Arrows rained down from the surrounding roofs into the mass of furred and struggling bodies. Some of them fell to the ground. Others that hadn’t been hit, or at least not fatally so, backed up for a running start to launch themselves over the fence, or ran around to the ends of the fence in order to go around it, although the longer trip exposed them to more arrows. I forced the fence to spurt another few feet and in that way managed to impale a second werewolf just as he was about to clear it. A spine burst through the taut skin of his round belly, where the fur grew shortest, and blood gushed from the wound and dripped down the bright silver like clotted berry jam. He struggled to free himself, and that just tore his stomach open wider, until I could see pale, ropy entrails squeezing out.
That was as tall as I could make the fence, though. My ability had its limits, regardless of the fresh potencium that still simmered warmly in my stomach. Certain objects were easier than others to grow or shrink, which I think had to do with the materials they were composed of, and possibly the complexity of their structures as well. I didn’t know what the exact formula was, so I could only ever estimate how big or small I’d be able to make a thing until I tried it, unless it was an object with which I were already very familiar, such as my sword. I hadn’t worn my sword today since the steel would be useless against werewolves.

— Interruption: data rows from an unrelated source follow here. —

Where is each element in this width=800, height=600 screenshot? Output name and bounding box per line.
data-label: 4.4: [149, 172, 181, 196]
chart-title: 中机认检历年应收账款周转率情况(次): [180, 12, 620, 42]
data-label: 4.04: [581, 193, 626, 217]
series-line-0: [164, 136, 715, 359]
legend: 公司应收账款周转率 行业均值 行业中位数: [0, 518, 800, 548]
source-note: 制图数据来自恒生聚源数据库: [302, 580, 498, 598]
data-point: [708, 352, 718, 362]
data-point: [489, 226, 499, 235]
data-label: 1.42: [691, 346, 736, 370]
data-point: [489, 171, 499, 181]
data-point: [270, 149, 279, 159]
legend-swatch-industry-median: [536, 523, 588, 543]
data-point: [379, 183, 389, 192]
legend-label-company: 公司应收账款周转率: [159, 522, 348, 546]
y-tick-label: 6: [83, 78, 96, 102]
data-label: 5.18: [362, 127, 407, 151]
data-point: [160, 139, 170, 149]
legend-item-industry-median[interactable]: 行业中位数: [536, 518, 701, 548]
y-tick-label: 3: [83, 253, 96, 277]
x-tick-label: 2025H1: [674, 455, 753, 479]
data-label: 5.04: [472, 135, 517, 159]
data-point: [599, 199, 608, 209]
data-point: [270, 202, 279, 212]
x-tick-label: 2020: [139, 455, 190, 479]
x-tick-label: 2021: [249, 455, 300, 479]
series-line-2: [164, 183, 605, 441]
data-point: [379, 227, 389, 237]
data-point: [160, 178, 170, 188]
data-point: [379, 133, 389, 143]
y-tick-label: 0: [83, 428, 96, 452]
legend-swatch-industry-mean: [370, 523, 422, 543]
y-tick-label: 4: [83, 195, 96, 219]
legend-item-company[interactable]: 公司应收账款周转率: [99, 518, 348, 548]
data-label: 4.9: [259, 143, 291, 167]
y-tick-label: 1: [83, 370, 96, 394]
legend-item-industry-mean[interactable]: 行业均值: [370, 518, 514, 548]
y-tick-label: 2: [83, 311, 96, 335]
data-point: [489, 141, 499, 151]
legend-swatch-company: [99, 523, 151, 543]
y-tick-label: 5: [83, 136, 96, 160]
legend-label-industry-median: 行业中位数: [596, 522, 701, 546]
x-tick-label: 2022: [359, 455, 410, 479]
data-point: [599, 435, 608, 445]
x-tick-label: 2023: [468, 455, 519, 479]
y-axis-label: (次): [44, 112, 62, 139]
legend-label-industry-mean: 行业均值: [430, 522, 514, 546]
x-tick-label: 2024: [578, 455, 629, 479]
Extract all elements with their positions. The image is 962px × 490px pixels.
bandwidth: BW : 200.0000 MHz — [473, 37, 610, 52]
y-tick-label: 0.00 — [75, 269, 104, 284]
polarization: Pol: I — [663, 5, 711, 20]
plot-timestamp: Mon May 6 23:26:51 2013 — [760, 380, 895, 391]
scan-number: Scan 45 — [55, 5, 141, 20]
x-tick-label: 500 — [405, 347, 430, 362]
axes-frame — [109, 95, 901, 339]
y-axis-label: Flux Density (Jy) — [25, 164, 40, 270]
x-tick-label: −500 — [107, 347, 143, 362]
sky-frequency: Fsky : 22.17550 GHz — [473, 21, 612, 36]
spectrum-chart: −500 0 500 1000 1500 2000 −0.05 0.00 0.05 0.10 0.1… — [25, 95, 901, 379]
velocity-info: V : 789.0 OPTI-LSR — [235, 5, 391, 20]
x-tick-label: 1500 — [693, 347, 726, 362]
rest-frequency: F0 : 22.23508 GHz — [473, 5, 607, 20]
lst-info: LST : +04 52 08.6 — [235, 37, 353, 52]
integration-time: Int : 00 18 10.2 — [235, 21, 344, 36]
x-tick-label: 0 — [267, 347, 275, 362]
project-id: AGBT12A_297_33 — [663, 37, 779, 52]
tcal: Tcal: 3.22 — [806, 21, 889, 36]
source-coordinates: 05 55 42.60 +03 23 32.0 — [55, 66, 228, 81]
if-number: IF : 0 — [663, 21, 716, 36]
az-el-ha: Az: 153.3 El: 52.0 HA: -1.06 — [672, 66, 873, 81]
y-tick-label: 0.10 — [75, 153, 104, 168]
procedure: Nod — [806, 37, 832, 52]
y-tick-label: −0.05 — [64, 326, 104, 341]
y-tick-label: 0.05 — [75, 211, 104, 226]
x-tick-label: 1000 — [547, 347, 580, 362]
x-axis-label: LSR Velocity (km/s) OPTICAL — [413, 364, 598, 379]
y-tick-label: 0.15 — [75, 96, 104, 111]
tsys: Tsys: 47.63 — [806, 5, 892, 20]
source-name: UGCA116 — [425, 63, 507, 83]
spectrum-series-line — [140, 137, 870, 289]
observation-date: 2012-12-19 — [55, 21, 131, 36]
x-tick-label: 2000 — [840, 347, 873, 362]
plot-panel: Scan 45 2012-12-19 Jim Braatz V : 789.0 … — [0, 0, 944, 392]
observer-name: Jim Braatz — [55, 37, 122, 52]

I had, however, brought along a silver fork and knife from the Fairfaxes’ dining set. I pulled out the fork first. There were several werewolves leaping at me, snarling and frothing at the mouth. Their jaws came within inches of my legs but they were struggling to reach me since I was hanging on the knob with my feet about ten feet off the ground, planted on the two lumps of metal I’d had Danny solder onto the extra-long post
for just that purpose. They’d been barely visible when the fence was in its original form, just two tiny textural bumps, but now they were the size of watermelons.
I enlarged the fork into a pitchfork of sorts. It was actually a lot more unwieldy than a proper pitchfork would have been, since the handle was broad instead of spindly, and there was a flat part above the tines designed for shoveling food, which just added unnecessary weight in this case, but there hadn’t been time to have Danny modify it. I could only make the fork about three feet long, not because of the limitations of my power, but because if I made it any longer, the handle would have become too broad to fit in one hand, and I needed my other hand to continue gripping the pole.
A three-foot weapon wasn’t long enough for me to reach any of the werewolves below while they were still on the ground. It was, however, long enough for me to wait until the next one leapt up, and drive the tines into his face right before his jaws would have sunk into my calf. He slid off and crumpled to the ground and left the last six inches of my fork tines bloody. The werewolves’ faces were as monstrous as their bodies, not like the beautiful faces of wolves, but squashed inward to approach the flatter dimensions of human faces. The leathery noses were halfway between canine noses and bulbous human ones, and the long, sharp teeth were fully canine, but set in jaws that were shaped like an ape’s.
I used my fork to jab away another attacker, although I didn’t manage to deal him a fatal blow. The other werewolves seemed less inclined to crowd around me after that. The archers continued raining down volleys of silver-tipped arrows. I counted about eight of the werewolves that already lay dead.
As the first werewolf successfully cleared the fence without being brought down by arrows and I saw that he was going to make it into the bank, I abruptly shrank the fence back down and landed with my two feet on the ground. With their chief obstacle suddenly removed, all six of the surviving werewolves surged for the door of the bank.